You can put a couple bamboo stakes in the pot to ensure that the cutting keeps away from the bag. Keep your plant out of direct sun so it doesn’t cook while it is rooting!

Keep the soil moist, but not wet, and remove the plastic bag once the cuttings have rooted and starts growing.


I haven’t tried this method yet, but I will soon and will post the results here. You can also propagate this plant with just a single leaf.


In the photo above, you would simply cut the leaf horizontally straight through the middle.

Then you can dip the cut end of each leaf half into rooting hormone, and insert into a moist potting mix. You can use the plastic bag method describe above, and then remove it when you see plantlets coming out of the soil.

Fun right?

If you’ve enjoyed this post, check out my post on 10 easy Peperomia varieties.


Monday 4th of September 2023

I have had a raindrop plant for ages and told everyone it was a Chinese money plant. Now I see it is not. Thank you thank you thank you for all the information. However, it is huge, many branches and has several weird blooms! I guess I have to get to work on it and I am looking forward to raising a bunch of little ones.


Monday 4th of September 2023

You're very welcome Marv! Sounds like it is happy!


Wednesday 7th of September 2022

Mine was growing beautifully, then I up-potted it, it was quite tight in a little nursery container, and since it's been dropping leaves, they seem to get a little curl, lose their gloss and drop off. any ideas? Thanks, Todd

Ann Pope

Saturday 14th of May 2022

I purchased a raindrop plant reently and it's on my patio (Florida) doing so well that I'm wondering if I have to do something with it because its getting lots of new leaves under the bigger leaves on the stems and is starting to look very crowded. Should I just let it go and let it do it's thing?


Monday 16th of May 2022

I would say let it do its thing :-) (Unless you want more plants...then you can take it out of the pot and divide it).

Kaja Kunimägi

Saturday 27th of March 2021

Thank You! I bought this plant in a search of a pilea i lost long time ago. Saw it in a flower shop in a small town and bought it. Tho it looked a bit different i genuinely thought it's some sort of pilea. Then i stumbled on to this article and now it's clear for me! Love this plant. It's so cute!

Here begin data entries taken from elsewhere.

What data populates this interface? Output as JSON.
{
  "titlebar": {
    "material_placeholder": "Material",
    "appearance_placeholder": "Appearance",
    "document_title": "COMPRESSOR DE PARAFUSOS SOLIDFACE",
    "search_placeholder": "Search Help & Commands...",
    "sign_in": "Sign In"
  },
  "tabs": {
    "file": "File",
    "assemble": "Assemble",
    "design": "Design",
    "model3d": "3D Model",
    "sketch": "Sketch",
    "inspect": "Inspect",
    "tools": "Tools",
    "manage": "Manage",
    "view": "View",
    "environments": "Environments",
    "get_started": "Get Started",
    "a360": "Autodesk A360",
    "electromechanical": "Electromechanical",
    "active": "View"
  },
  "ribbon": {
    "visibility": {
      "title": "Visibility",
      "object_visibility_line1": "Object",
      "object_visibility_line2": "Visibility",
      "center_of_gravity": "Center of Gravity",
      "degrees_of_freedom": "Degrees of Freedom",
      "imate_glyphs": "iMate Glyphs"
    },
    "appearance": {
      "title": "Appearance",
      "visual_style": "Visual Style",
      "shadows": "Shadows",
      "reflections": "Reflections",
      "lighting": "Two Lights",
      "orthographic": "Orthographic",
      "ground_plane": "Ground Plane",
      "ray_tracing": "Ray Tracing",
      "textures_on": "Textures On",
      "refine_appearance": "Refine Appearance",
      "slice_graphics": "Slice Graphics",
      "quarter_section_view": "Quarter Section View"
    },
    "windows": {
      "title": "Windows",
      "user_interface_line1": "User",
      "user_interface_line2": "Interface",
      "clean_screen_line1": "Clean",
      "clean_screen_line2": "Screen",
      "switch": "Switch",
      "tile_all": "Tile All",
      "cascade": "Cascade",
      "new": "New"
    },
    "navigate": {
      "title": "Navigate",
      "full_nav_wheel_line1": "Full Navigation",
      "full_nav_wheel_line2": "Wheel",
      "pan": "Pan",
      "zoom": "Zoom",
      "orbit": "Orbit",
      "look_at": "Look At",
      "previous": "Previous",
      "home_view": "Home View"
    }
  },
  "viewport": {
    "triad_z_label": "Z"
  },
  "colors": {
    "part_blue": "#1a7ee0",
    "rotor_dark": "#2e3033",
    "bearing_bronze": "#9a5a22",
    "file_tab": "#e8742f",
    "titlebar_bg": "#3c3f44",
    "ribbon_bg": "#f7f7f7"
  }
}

Wednesday 31st of March 2021

You're very welcome!


Sunday 19th of July 2020

Hi! I just recently rescued my polybotrya from a garden centre. It’s suffered a bit of a battering and all the large mature leaves have been torn and ripped and don’t look the best. There’s lots of little new leaf shoots coming but not getting any sunlight. Should I cut the mature damaged leaves off?


Tuesday 21st of July 2020

Hi Sofia! If the leaves are in really bad shape, you can go ahead and remove them.